As with many emerging data technologies, it’s not always clear how to describe data discovery. In many cases data discovery and data analysis overlap. Sometimes data discovery just means figuring out what kind of data is in each column. For some, data discovery includes the process of identifying data that needs to be cleansed before it can be useful. Some organizations have so much data that discovery for them just means finding the right data.
With the speed and scale of data today, discovery projects can easily turn into open-ended explorations of the data lake that return very little in the way of results.
Whether it’s a business user, an analyst, or a data scientist, people who work with data need to know what data will help them reach their objective.

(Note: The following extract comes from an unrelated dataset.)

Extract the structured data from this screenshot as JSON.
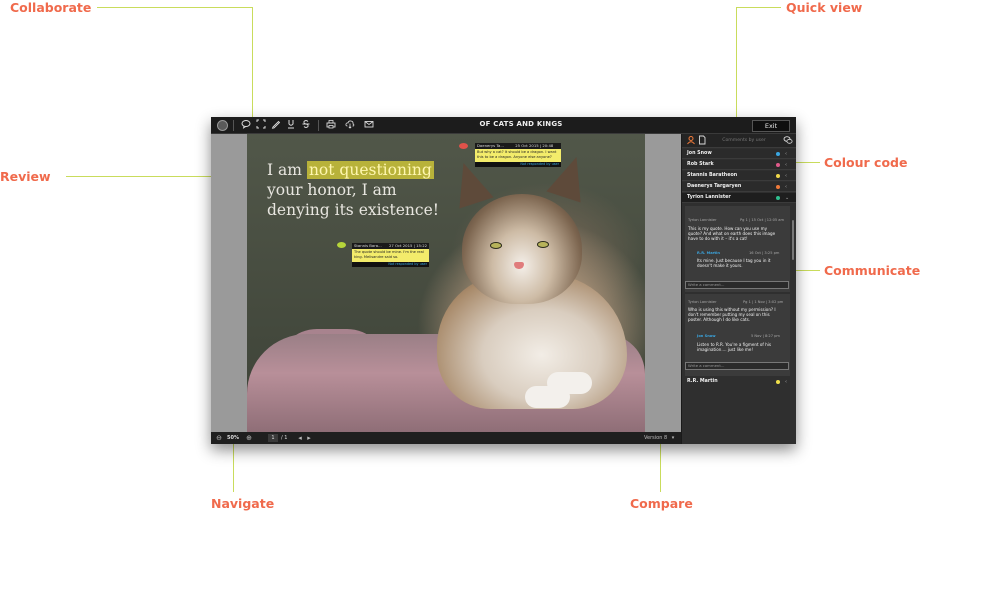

For us, data discovery is all about finding that value quickly. That’s why EmcienScan is designed to push value to the user without any input other than the data itself.
There are many tools that can be used for data discovery, but very few can actually perform data discovery for you. That’s where EmcienScan differentiates itself from other discovery tools. There are no inputs for what constitutes an anomaly, or search functions to test for relationships in the data because Scan automatically finds all of that metadata for you.
True data discovery can’t be an open-ended process, where each new project starts with unknown data and can go on indefinitely, or end without getting to a conclusive yes or no. At the speed and scale of data today, we have a choice. We can continue slog through data manually or we can find new ways to make data work faster and more efficient so it’s the value that comes through and not the effort that it takes to get there.